Confronting a devastating disease

It takes time for many to realise that a member of the family is suffering from Alzheimer’s disease.

September 21, 2013 03:35 am | Updated November 16, 2021 09:08 pm IST - THIRUVANANTHAPURAM

Every time she visits him, Annie looks for some sign or flash of recognition in her father’s vacant eyes, but in vain.

“My dad was the carer in the family. Every time one of us children fell sick, he would be hovering around our bed like a mother hen, pressing us with food and hot fluids, checking temperature or giving us massages. He would peel and chop fruits every day and make sure that all of us kids ate it. He would make himself sick with worry that if at all I was late from college… More than my mother, it was to him that I ran to whenever I needed a shoulder to cry on…Often, these thoughts keep me awake at night because I am unable to take care of my dad the way he used to take care of each of us…” says Annie.
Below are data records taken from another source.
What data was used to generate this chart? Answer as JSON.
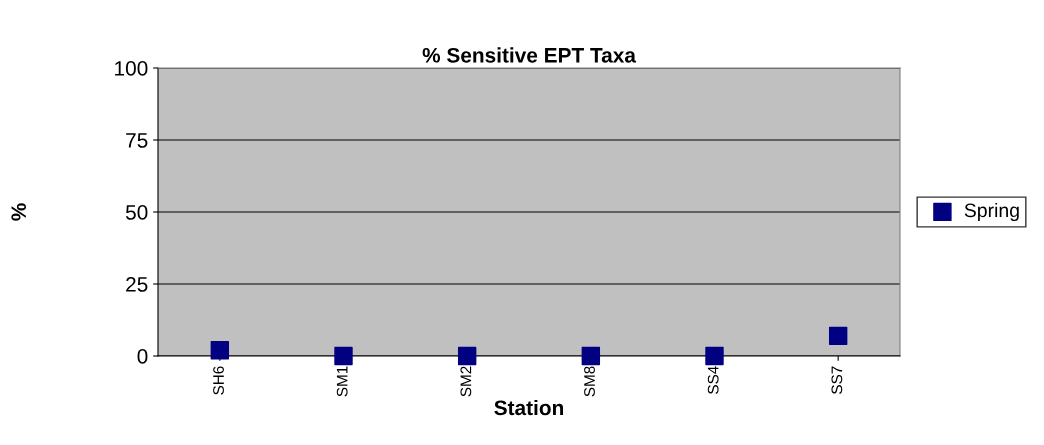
{
  "chart_data": {
    "type": "scatter",
    "title": "% Sensitive EPT Taxa",
    "xlabel": "Station",
    "ylabel": "%",
    "categories": [
      "SH6",
      "SM1",
      "SM2",
      "SM8",
      "SS4",
      "SS7"
    ],
    "series": [
      {
        "name": "Spring",
        "color": "#000080",
        "values": [
          2,
          0,
          0,
          0,
          0,
          7
        ]
      }
    ],
    "ylim": [
      0,
      100
    ],
    "yticks": [
      0,
      25,
      50,
      75,
      100
    ],
    "grid": "y",
    "legend": "right",
    "marker": "square"
  }
}
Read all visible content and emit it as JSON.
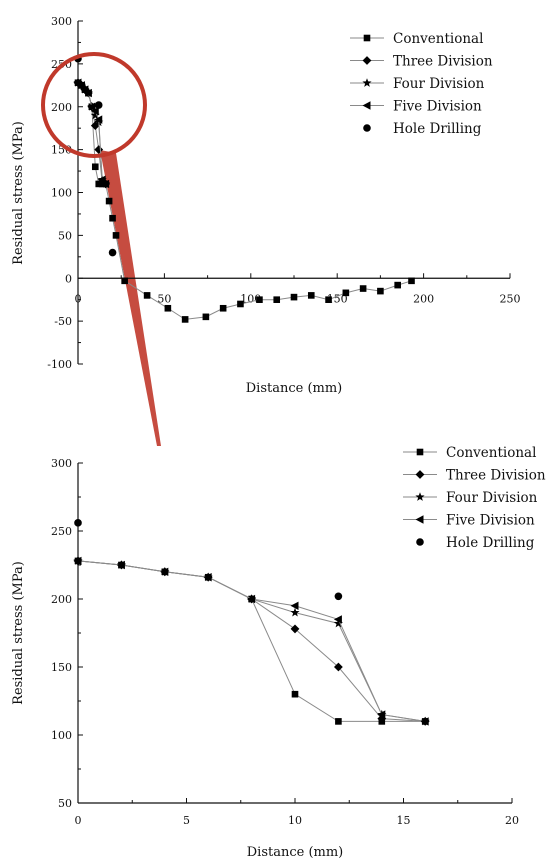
{
  "chart_data": [
    {
      "type": "line",
      "title": "",
      "xlabel": "Distance (mm)",
      "ylabel": "Residual stress (MPa)",
      "xlim": [
        0,
        250
      ],
      "ylim": [
        -100,
        300
      ],
      "xticks": [
        0,
        50,
        100,
        150,
        200,
        250
      ],
      "yticks": [
        -100,
        -50,
        0,
        50,
        100,
        150,
        200,
        250,
        300
      ],
      "grid": false,
      "legend": "top-right",
      "annotation": "red circle highlighting the 0-20 mm region, magnified in the lower chart",
      "series": [
        {
          "name": "Conventional",
          "marker": "square",
          "x": [
            0,
            2,
            4,
            6,
            8,
            10,
            12,
            14,
            16,
            18,
            20,
            22,
            27,
            40,
            52,
            62,
            74,
            84,
            94,
            105,
            115,
            125,
            135,
            145,
            155,
            165,
            175,
            185,
            193
          ],
          "y": [
            228,
            225,
            220,
            216,
            200,
            130,
            110,
            110,
            110,
            90,
            70,
            50,
            -3,
            -20,
            -35,
            -48,
            -45,
            -35,
            -30,
            -25,
            -25,
            -22,
            -20,
            -25,
            -17,
            -12,
            -15,
            -8,
            -3
          ]
        },
        {
          "name": "Three Division",
          "marker": "diamond",
          "x": [
            0,
            2,
            4,
            6,
            8,
            10,
            12,
            14,
            16
          ],
          "y": [
            228,
            225,
            220,
            216,
            200,
            178,
            150,
            112,
            110
          ]
        },
        {
          "name": "Four Division",
          "marker": "star",
          "x": [
            0,
            2,
            4,
            6,
            8,
            10,
            12,
            14,
            16
          ],
          "y": [
            228,
            225,
            220,
            216,
            200,
            190,
            182,
            115,
            110
          ]
        },
        {
          "name": "Five Division",
          "marker": "triangle-left",
          "x": [
            0,
            2,
            4,
            6,
            8,
            10,
            12,
            14,
            16
          ],
          "y": [
            228,
            225,
            220,
            216,
            200,
            195,
            185,
            115,
            110
          ]
        },
        {
          "name": "Hole Drilling",
          "marker": "circle",
          "line": false,
          "x": [
            0,
            12,
            20
          ],
          "y": [
            256,
            202,
            30
          ]
        }
      ]
    },
    {
      "type": "line",
      "title": "",
      "xlabel": "Distance (mm)",
      "ylabel": "Residual stress (MPa)",
      "xlim": [
        0,
        20
      ],
      "ylim": [
        50,
        300
      ],
      "xticks": [
        0,
        5,
        10,
        15,
        20
      ],
      "yticks": [
        50,
        100,
        150,
        200,
        250,
        300
      ],
      "grid": false,
      "legend": "top-right",
      "series": [
        {
          "name": "Conventional",
          "marker": "square",
          "x": [
            0,
            2,
            4,
            6,
            8,
            10,
            12,
            14,
            16
          ],
          "y": [
            228,
            225,
            220,
            216,
            200,
            130,
            110,
            110,
            110
          ]
        },
        {
          "name": "Three Division",
          "marker": "diamond",
          "x": [
            0,
            2,
            4,
            6,
            8,
            10,
            12,
            14,
            16
          ],
          "y": [
            228,
            225,
            220,
            216,
            200,
            178,
            150,
            112,
            110
          ]
        },
        {
          "name": "Four Division",
          "marker": "star",
          "x": [
            0,
            2,
            4,
            6,
            8,
            10,
            12,
            14,
            16
          ],
          "y": [
            228,
            225,
            220,
            216,
            200,
            190,
            182,
            115,
            110
          ]
        },
        {
          "name": "Five Division",
          "marker": "triangle-left",
          "x": [
            0,
            2,
            4,
            6,
            8,
            10,
            12,
            14,
            16
          ],
          "y": [
            228,
            225,
            220,
            216,
            200,
            195,
            185,
            115,
            110
          ]
        },
        {
          "name": "Hole Drilling",
          "marker": "circle",
          "line": false,
          "x": [
            0,
            12
          ],
          "y": [
            256,
            202
          ]
        }
      ]
    }
  ],
  "colors": {
    "axis": "#111111",
    "series_line": "#8a8a8a",
    "marker": "#000000",
    "highlight": "#c0392b"
  }
}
It has been nearly four years after her family entrusted her father, Jacob, a retired engineer, to Sneha Sadan, a care home for Alzheimer’s patients in the city, run by the Alzheimer’s and Related Disorders Society of India (ARDSI). Even though her father no longer recognises her or other members of the family, he always gets up and comes out on the verandah of the care home, whenever he sees her car coming in.

“Maybe, he knows deep inside that it is me. I have to believe in that,” says Annie, a lawyer, residing at Sreekaryam.

It took the family a while to come to terms with the fact that her father had Alzheimer’s disease. The signs were all there — forgetfulness, irrational behaviour, aggression, restlessness — but it was all put down to depression or some other psychiatric disorder.

“He would get up in the middle of the night and turn all the lights on, leave taps open or soak all the clothes in water. He would pace around the compound aggressively, chasing imaginary thieves away. He would insist that he has not eaten anything immediately after he had finished lunch. Later on, he would refuse to brush or shave or bath – my dad as I knew him, would never eat food without having had a bath. My mother could not cope nor understand that it was the disease which was changing him. Her coaxing him to do things irritated him so much that twice he struck her down. I retrospect, if only we had recognised the signs and symptoms of Alzheimer’s early, we could have taken care of him differently,” says Annie. It was her mother’s withdrawal from the role of the primary carer which changed things. Annie was carrying her second child at the time, and had been advised total bed rest.

“My mother was married at a young age to my dad who was 12 years her senior. All her life, she was used to my dad taking care of her, the house, the kids…he decided everything for her and she was happy to let him. Perhaps, that is why she was totally unequipped for a role reversal when she was expected to take charge. She did not know how to take care of him as his aggression grew,” she remembers. After her mother was struck down — she fractured her arm in the fall — and dad’s aggression was getting out of hand, the family had to think of alternatives. The home nurse who was engaged to care for him could not cope, after which he was taken to Sneha Sadan.

Mr. Jacob is a much more calm and sober now but just a shadow of his old self. “Except for our friends, not many in the neighbourhood know that he has dementia. At one level, the stigma of the disease haunts us too. We need more families to come out and talk openly about this, share experiences, and offer support to one another,” Annie says.